In some sections of European rivers, up to 100% (!) of the male fish population has begun to show expression of enzymes normally found only in females, and even begun generating eggs and female sexual tissue. Studies of this effect, which is present in North America as well, began in about 1995, and remain ongoing. While the cause is more-or-less understood, the long term effects on the fish population and the animals which feed on it are not.

The effect was first discovered accidentally, when researchers were looking at fish different distances downstream from industrial and waste treatment sites. They noticed that within range of both of them, many males were carrying eggs along with their allotment of sperm. To standardize the testing, British researchers John Sumpter and Susan Jobling decided to examine bloodstream levels of a protein named vitellogenin, which is responsible for making the yolk material for eggs, and is ordinarily only expressed in the presence of estrogen. They found that male trout, when caged near sewage treatment plants, showed highly elevated vitellogenin levels within two or three weeks of being placed.

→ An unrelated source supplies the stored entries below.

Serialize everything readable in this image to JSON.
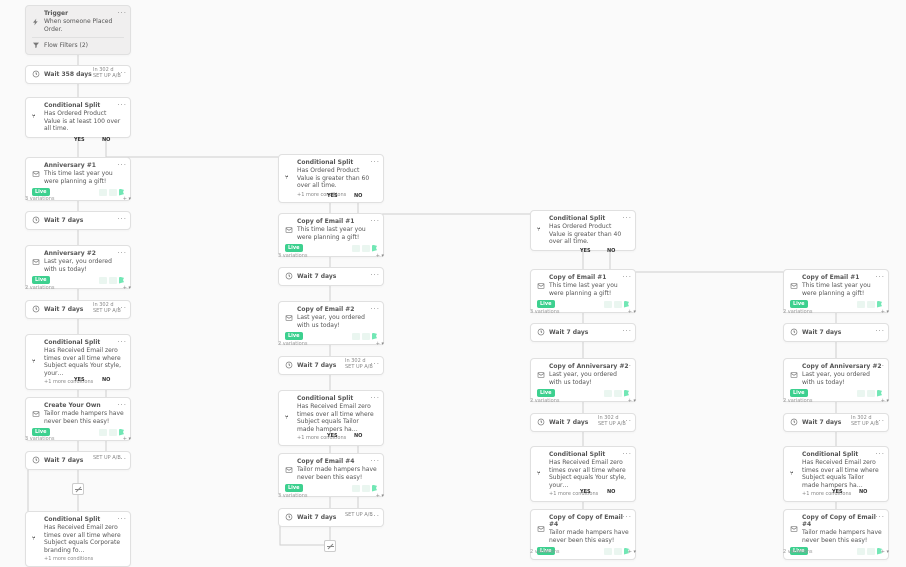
{
  "trigger": {
    "label": "Trigger",
    "text": "When someone Placed Order.",
    "filters_label": "Flow Filters (2)"
  },
  "common": {
    "cond_split": "Conditional Split",
    "more_conditions": "+1 more conditions",
    "variations": "3 variations",
    "variations2": "2 variations",
    "setup": "SET UP A/B",
    "badge": "Live",
    "yes": "YES",
    "no": "NO",
    "in_3d": "In 302 d",
    "in_10d": "In 302 d"
  },
  "col1": {
    "wait358": "Wait 358 days",
    "split1": "Has Ordered Product Value is at least 100 over all time.",
    "anniv1_t": "Anniversary #1",
    "anniv1_d": "This time last year you were planning a gift!",
    "wait7": "Wait 7 days",
    "anniv2_t": "Anniversary #2",
    "anniv2_d": "Last year, you ordered with us today!",
    "split2": "Has Received Email zero times over all time where Subject equals Your style, your…",
    "own_t": "Create Your Own",
    "own_d": "Tailor made hampers have never been this easy!",
    "split3": "Has Received Email zero times over all time where Subject equals Corporate branding fo…"
  },
  "col2": {
    "split1": "Has Ordered Product Value is greater than 60 over all time.",
    "email1_t": "Copy of Email #1",
    "email1_d": "This time last year you were planning a gift!",
    "email2_t": "Copy of Email #2",
    "email2_d": "Last year, you ordered with us today!",
    "split2": "Has Received Email zero times over all time where Subject equals Tailor made hampers ha…",
    "email4_t": "Copy of Email #4",
    "email4_d": "Tailor made hampers have never been this easy!",
    "wait7b": "Wait 7 days"
  },
  "col3": {
    "split1": "Has Ordered Product Value is greater than 40 over all time.",
    "email1_t": "Copy of Email #1",
    "email1_d": "This time last year you were planning a gift!",
    "anniv2_t": "Copy of Anniversary #2",
    "anniv2_d": "Last year, you ordered with us today!",
    "split2": "Has Received Email zero times over all time where Subject equals Your style, your…",
    "cc4_t": "Copy of Copy of Email #4",
    "cc4_d": "Tailor made hampers have never been this easy!"
  },
  "col4": {
    "email1_t": "Copy of Email #1",
    "email1_d": "This time last year you were planning a gift!",
    "anniv2_t": "Copy of Anniversary #2",
    "anniv2_d": "Last year, you ordered with us today!",
    "split2": "Has Received Email zero times over all time where Subject equals Tailor made hampers ha…",
    "cc4_t": "Copy of Copy of Email #4",
    "cc4_d": "Tailor made hampers have never been this easy!"
  }
}
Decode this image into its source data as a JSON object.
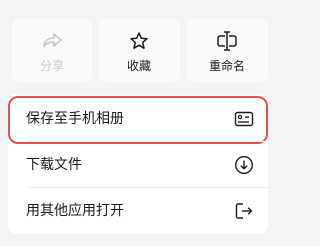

Next, the researchers tested industrial chemicals with trout in a laboratory, to see which, if any, would stimulate production of the protein. They found quite a few industrial chemicals (octylphenol and nonylphenol, bisphenol-A, the banned pesticide DDT, and a variety of PCBs) which did just that, and did so in a dose-dependent manner. In analysis, they also found that at the levels and combinations found in English rivers could easily cause the observed effects. Also, because the chemicals are fat soluble, they tend to build up in the flesh of the fish, so not only will the fish tend to feminize in the long term at low exposure, they will pass the chemicals on up through the food chain.

Meanwhile, it was discovered in the United States that pollutants weren't solely responsible for the changes, but birth control products were as well. Medical research on the various kinds of oral contraceptives showed that when the body metabolized these estrogen-like chemicals, their molecular structure was modified to become biologically inert before excretion. However, in 2000, laboratory work showed that in conditions common to waste treatment plants could strip the modification from the molecules, making them true estrogens again. All that remained was for the British researchers mentioned above to show that these un-modified chemicals could affect fish sexuality, which they did, even at the unbelievably small level of one part-per-trillion.

Besides the worry of these various chemicals causing illness, being carcinogenic, and so forth, the researchers indicated that since they could imitate estrogen in one kind of animal, they could probably do so in others. The ramifications of, essentially, a global (due to movement through the food chain) raise in estrogen levels are completely unknown.